In the often petty, tribal backwater of Irish politics, Kader thus had the air of someone for whom politics could never be a game. He was funny and urbane and immensely charming. He was as good at glad-handing, schmoozing, remembering names and constructing networks of contacts as any Fianna Fáil ward-heeler. But there was so much more at stake – a significant chunk of 20th century history.

Hence the bossiness. Kader simply didn’t have time for messing, for intellectual or organisational sloppiness, for the Irish love of talking about everything and doing nothing. He wasn’t a bully, but he did run meetings in a way that was utterly foreign to Irish mores. Discussion was quick, to the point and intended to be decisive. And the decisions were invariably the ones Kader wanted. People almost always found themselves agreeing with him, not just because he was charismatic and eloquent and possessed of a rigorous intelligence, but also because he was generally right. He didn’t allow himself the luxury of being wrong.

Bossy, then, but never authoritarian. What makes Kader Asmal such an important figure in modern history is that he was that rarest of things – a non-authoritarian revolutionary. Revolutionaries have to believe they are right, and Kader was no exception.
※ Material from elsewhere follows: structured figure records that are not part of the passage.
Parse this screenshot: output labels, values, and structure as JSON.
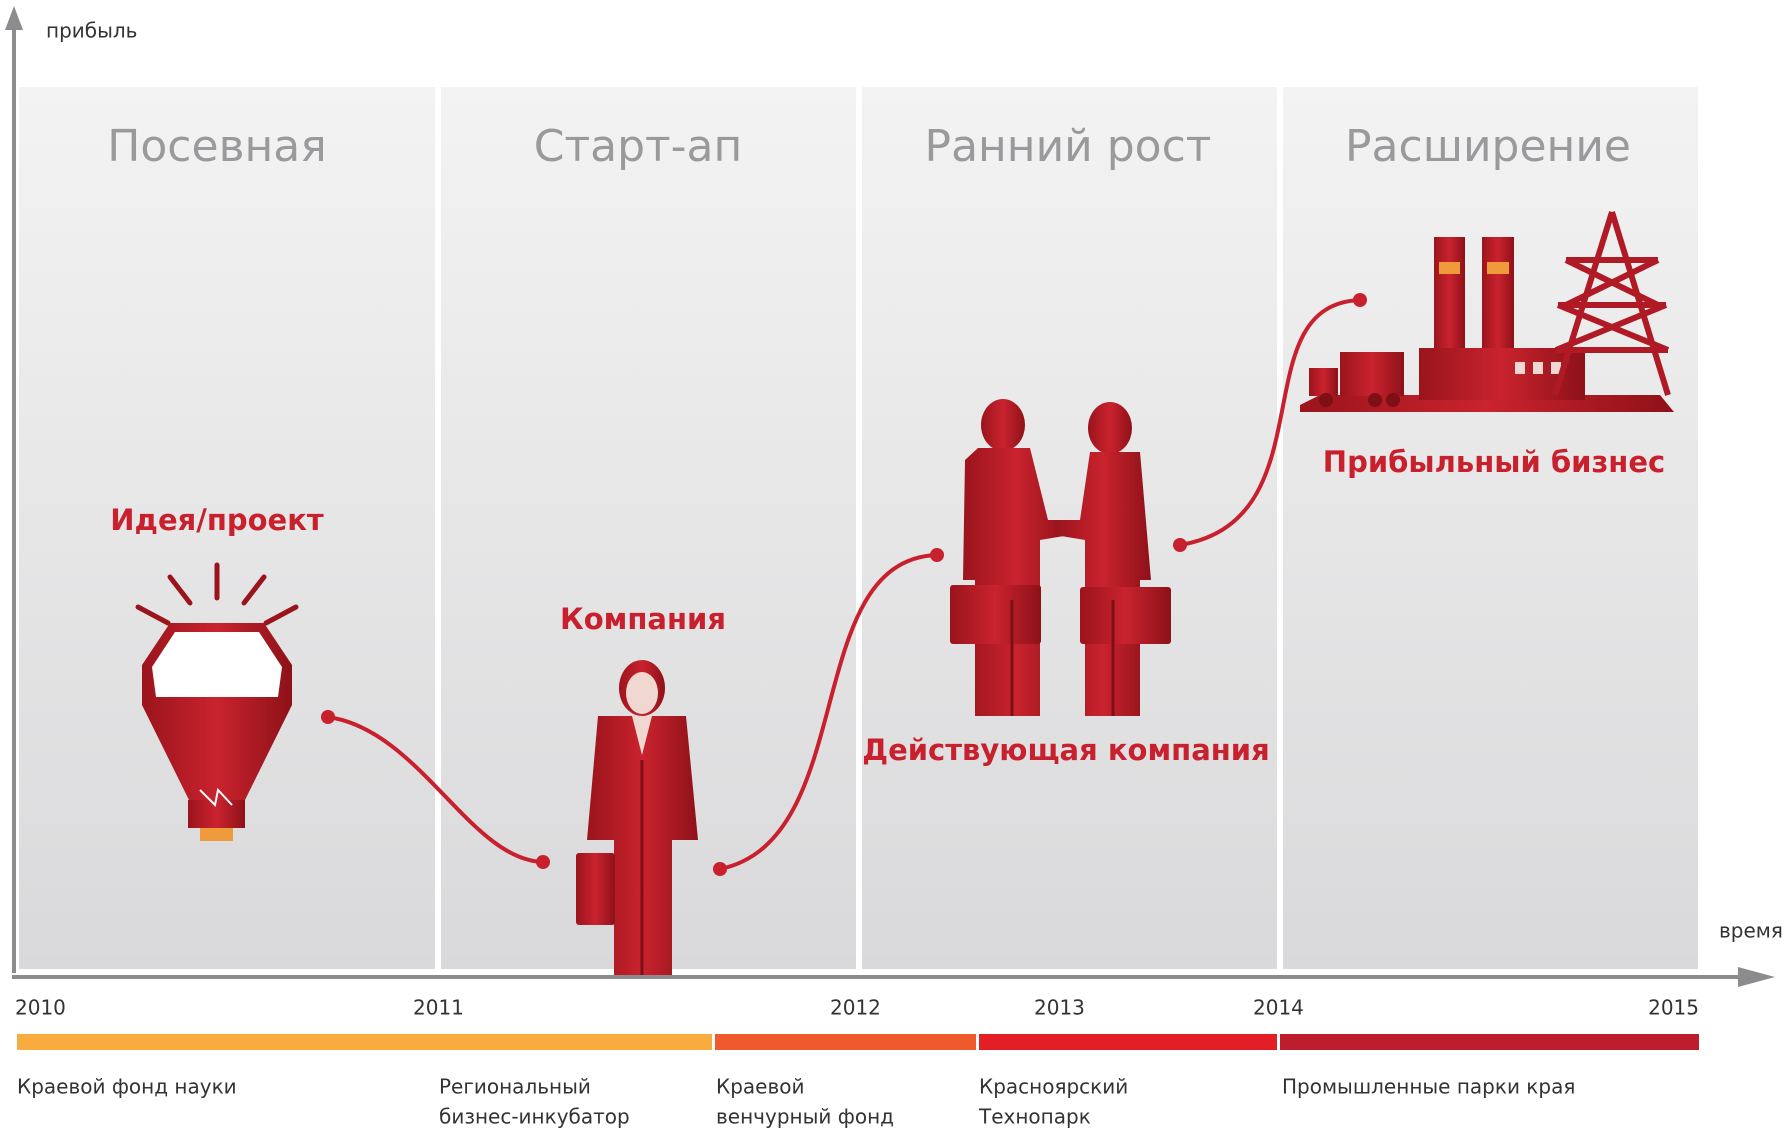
{
  "axes": {
    "y_label": "прибыль",
    "x_label": "время"
  },
  "stages": [
    "Посевная",
    "Старт-ап",
    "Ранний рост",
    "Расширение"
  ],
  "milestones": [
    "Идея/проект",
    "Компания",
    "Действующая компания",
    "Прибыльный бизнес"
  ],
  "years": [
    "2010",
    "2011",
    "2012",
    "2013",
    "2014",
    "2015"
  ],
  "funds": [
    {
      "lines": [
        "Краевой фонд науки"
      ]
    },
    {
      "lines": [
        "Региональный",
        "бизнес-инкубатор"
      ]
    },
    {
      "lines": [
        "Краевой",
        "венчурный фонд"
      ]
    },
    {
      "lines": [
        "Красноярский",
        "Технопарк"
      ]
    },
    {
      "lines": [
        "Промышленные парки края"
      ]
    }
  ]
}
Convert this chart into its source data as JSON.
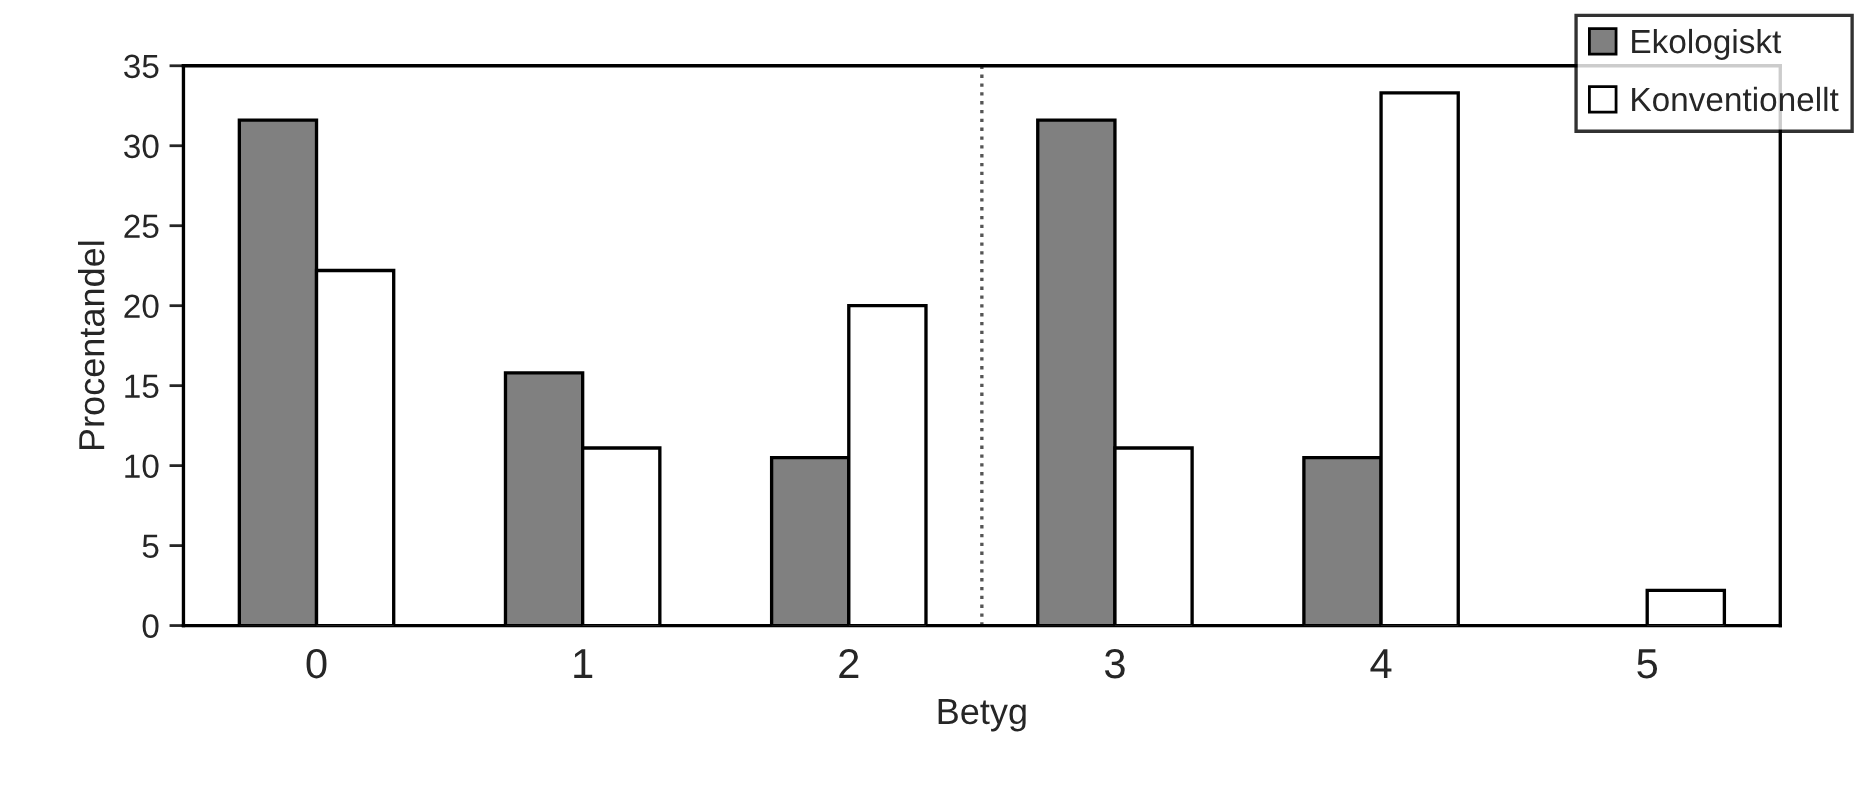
{
  "chart_data": {
    "type": "bar",
    "xlabel": "Betyg",
    "ylabel": "Procentandel",
    "categories": [
      "0",
      "1",
      "2",
      "3",
      "4",
      "5"
    ],
    "series": [
      {
        "name": "Ekologiskt",
        "color": "#808080",
        "values": [
          31.6,
          15.8,
          10.5,
          31.6,
          10.5,
          null
        ]
      },
      {
        "name": "Konventionellt",
        "color": "#ffffff",
        "values": [
          22.2,
          11.1,
          20.0,
          11.1,
          33.3,
          2.2
        ]
      }
    ],
    "ylim": [
      0,
      35
    ],
    "yticks": [
      0,
      5,
      10,
      15,
      20,
      25,
      30,
      35
    ],
    "grid": false,
    "legend": "top right"
  }
}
Indeed, the struggle against apartheid was one of the most clear-cut causes you could imagine, dangerously close to being a war between good and evil. Such circumstances are perfect for breeding an intolerance of dissent, an impatience with formalities.

Knowing you’re right is an essential asset when you’re struggling against an obscene power. It’s a deep danger when you have become the power. Hence the tendency of revolutions to produce tyrannies.

Kader was proud, occasionally imperious, always conscious of his own outstanding abilities. But he was deeply humble in the way that mattered most. He did not believe that any government, any authority, any movement could ever be good enough to dispense with accountability. He lived and breathed and loved the African National Congress and would certainly have given his life for it. But he didn’t believe it could ever be infallible. He knew with all his heart that everyone with power – including, eventually, himself – should be accountable, open to dissenting opinions and subject to the rule of law.

I had a very small example of this when I was editing Magillmagazine. The ICCL had commissioned a report (prescient as it happened) on child sexual abuse, but then decided not to publish it. It was leaked to us and we published its details. Kader ought to have been annoyed at this – he had been party to the decision not to publish. In fact, he was pleased. Even though it didn't suit him, he said it would be ludicrous to complain about the release of information.

This was a tiny foretaste of the immeasurably more important role he played in the establishment of democracy in South Africa. He had a significant influence on its liberal constitution, maintained a passionate belief that the oppressed must not become oppressors and spoke out against failures by his own beloved ANC. Of how many others can it be said that they remained so faithful in power to the principles they enunciated in opposition?

His return from exile was wonderful for his homeland and Ireland was just lucky to have had him for more than two decades. But he left a hole where the ideal Irish politician should be, a small, bustling, curious, courageous, indefatigable absence.